Former Soviet leader and Nobel laureate Mikhail Gorbachev says tensions between the United States and Russia have reached a “dangerous point.”
Former Soviet leader and Nobel laureate Mikhail Gorbachev has warned that the world has reached a “dangerous point” as tensions between Russia and the United States have soared over the Syria conflict.
Relations between Moscow and Washington — already at a post-Cold War low over the Ukraine conflict — have deteriorated sharply since the United States abandoned attempts with Russia to negotiate a cease-fire in Syria on October 3 and formally accused Russia of hacking U.S. political targets during the elections.
The Kremlin, meanwhile, has suspended a series of nuclear cooperation pacts and built up its military forces in Syria and near the border with Europe, most recently by stationing nuclear-capable missiles in Kaliningrad, on NATO’s doorstep.
“I think the world has reached a dangerous point,” Gorbachev, 85, told state news agency RIA Novosti on October 10. “I don’t want to give any concrete prescriptions, but I do want to say that this needs to stop. We need to renew dialogue. Stopping it was the biggest mistake.”

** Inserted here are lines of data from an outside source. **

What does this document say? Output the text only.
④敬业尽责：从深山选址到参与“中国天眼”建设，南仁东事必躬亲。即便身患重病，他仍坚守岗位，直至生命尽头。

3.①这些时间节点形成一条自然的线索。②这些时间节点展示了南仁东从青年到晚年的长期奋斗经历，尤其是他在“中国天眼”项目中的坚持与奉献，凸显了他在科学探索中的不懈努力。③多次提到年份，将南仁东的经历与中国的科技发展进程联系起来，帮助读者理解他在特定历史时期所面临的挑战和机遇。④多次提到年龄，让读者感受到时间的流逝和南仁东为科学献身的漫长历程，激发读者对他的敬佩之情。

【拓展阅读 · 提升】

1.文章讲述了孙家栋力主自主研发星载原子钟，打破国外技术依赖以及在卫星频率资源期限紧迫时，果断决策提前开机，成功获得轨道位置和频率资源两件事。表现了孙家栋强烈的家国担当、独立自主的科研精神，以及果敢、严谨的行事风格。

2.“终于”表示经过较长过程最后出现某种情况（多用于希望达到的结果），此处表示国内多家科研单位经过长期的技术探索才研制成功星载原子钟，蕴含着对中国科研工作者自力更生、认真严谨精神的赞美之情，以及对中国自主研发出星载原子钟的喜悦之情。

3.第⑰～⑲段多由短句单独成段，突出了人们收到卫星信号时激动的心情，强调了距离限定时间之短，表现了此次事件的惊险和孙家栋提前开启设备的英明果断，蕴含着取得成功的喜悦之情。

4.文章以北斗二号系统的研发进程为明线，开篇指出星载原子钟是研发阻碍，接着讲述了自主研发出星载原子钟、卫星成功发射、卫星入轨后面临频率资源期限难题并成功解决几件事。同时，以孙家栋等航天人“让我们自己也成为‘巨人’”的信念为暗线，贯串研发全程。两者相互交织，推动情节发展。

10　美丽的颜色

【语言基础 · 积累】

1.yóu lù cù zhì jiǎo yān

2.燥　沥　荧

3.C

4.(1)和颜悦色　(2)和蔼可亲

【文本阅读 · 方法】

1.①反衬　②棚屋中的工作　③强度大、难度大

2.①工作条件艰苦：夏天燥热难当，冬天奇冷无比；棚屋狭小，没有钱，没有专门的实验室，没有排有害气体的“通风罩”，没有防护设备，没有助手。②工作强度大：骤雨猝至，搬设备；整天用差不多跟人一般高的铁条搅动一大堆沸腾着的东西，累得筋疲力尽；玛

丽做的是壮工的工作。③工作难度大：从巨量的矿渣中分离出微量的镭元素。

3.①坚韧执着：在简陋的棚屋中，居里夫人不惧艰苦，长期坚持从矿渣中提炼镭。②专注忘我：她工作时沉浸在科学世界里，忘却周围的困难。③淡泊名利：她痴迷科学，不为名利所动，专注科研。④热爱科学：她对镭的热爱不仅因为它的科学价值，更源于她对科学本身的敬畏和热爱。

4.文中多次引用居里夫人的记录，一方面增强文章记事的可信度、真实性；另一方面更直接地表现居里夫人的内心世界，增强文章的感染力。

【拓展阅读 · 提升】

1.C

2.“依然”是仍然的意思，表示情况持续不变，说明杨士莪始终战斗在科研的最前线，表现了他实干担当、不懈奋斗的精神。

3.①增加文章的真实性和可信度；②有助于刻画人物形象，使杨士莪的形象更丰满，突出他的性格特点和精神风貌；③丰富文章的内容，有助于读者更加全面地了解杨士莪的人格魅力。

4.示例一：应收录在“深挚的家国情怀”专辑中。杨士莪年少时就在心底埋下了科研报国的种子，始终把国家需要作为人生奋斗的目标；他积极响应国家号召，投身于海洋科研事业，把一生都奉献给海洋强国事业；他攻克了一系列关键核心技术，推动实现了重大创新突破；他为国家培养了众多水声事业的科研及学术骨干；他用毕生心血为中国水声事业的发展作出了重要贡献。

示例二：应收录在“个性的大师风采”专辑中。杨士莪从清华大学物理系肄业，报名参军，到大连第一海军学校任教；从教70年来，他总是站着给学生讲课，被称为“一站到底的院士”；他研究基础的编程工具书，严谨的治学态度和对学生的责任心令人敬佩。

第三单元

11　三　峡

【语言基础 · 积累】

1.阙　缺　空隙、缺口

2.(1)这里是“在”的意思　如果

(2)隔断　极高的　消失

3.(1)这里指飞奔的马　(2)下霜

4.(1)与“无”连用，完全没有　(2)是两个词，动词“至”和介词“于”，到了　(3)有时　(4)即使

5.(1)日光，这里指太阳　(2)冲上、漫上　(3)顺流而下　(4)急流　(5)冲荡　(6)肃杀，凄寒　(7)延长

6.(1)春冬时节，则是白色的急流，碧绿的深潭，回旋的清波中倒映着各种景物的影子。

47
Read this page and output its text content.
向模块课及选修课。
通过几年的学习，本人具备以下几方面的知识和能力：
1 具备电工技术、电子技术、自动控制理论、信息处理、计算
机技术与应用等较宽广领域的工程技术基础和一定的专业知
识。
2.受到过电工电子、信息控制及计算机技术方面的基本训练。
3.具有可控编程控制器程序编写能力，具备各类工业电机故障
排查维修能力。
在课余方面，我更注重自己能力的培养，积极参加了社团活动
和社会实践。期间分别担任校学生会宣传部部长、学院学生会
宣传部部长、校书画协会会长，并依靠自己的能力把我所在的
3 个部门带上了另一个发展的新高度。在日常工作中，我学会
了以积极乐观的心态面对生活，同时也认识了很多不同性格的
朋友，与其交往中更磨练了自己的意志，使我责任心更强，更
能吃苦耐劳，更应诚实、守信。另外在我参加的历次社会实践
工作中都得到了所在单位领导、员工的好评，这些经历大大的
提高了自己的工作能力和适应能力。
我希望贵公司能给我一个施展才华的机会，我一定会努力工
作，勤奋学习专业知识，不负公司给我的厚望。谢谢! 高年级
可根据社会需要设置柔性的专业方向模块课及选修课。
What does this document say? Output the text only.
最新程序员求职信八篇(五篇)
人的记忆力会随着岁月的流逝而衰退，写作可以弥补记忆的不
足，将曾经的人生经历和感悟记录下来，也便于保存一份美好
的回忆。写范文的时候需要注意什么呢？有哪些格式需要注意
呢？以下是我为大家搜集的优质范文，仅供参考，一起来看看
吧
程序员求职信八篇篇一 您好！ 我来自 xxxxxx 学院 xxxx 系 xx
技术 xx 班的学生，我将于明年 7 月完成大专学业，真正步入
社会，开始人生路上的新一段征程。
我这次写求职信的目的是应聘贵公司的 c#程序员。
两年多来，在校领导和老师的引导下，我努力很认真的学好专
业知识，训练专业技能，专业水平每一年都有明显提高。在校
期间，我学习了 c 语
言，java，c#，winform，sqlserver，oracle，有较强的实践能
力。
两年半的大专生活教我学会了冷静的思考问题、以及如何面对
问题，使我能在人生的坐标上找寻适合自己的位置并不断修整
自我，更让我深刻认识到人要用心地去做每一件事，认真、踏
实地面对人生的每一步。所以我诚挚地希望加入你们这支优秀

As the last leader of the Soviet Union, Gorbachev oversaw an easing of decades of tensions with the West that helped to end the Cold War.
He inked several landmark nuclear disarmament deals with Washington aimed at defusing the standoff between the two superpowers. He won the Nobel Peace Prize in 1990 for his reform efforts.
“It is necessary to return to the main priorities. These are nuclear disarmament, the fight against terrorism, the prevention of an environmental disaster,” he said. “Compared to these challenges, all the rest slips into the background.”
Separately, Gorbachev called for the complete elimination of nuclear weapons in an address in Iceland on October 10.
“The worst thing that has happened in recent years is the collapse of trust in relations between major powers,” he said. “The window to a nuclear weapon-free world…is being shut and sealed right before our eyes.”
“As long as nuclear weapons exist, there is a danger that someday they will be used as a result either of accident or technical failure or of evil intent of man — an insane person or terrorist,” Gorbachev said.
But instead of curbing the development of nuclear weapons, world powers are creating new ones, improving the old ones, and adopting missile-defense systems in ways that have actually made a nuclear proliferation and conflict more likely, he said.